The base price of the 2020 Ford Mustang BULLITT is $46,705. The window sticker is at the end of this review so you can see the full list, but in addition to the performance pieces mentioned above, the standard equipment includes a 12-inch LCD digital instrument cluster, dual-zone automatic climate control, leather-trimmed seats, a rear-view camera and reverse sensing system and an eight-inch SYNC3 infotainment system, as well as a dash plaque showing your car's number in this limited run of cars.

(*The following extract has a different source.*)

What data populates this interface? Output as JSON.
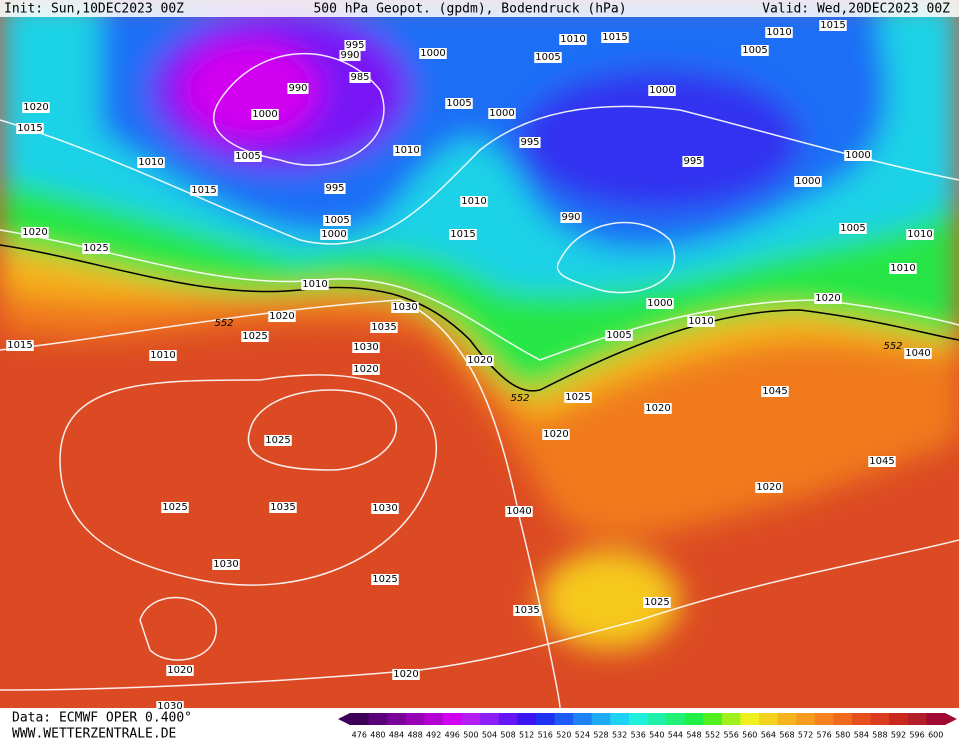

Our test vehicle also had extra-cost options, including the BULLITT Electronics Package (blind spot information system with cross-traffic alert, an upgraded 12-speaker Bang & Olufsen audio system with subwoofer, and navigation) for $2,100, and the Magne-Ride damping system for $1,695.
With those options, a $1,000 gas guzzler tax and $1,095 destination and delivery charges, the as-tested price of the 2020 Ford Mustang BULLITT is $52,595.
For the level of performance and features, it's a relative bargain. And on top of that, it's a limited edition---maybe 5,000 will be made for the entire two-year run (it's being replaced by a revival of the Mustang Mach 1 for 2021). Just don't expect to get $3.4 million for yours 52 years from now.
(Full disclosure: That theater is not showing "BULLITT". Fun with Photoshop.)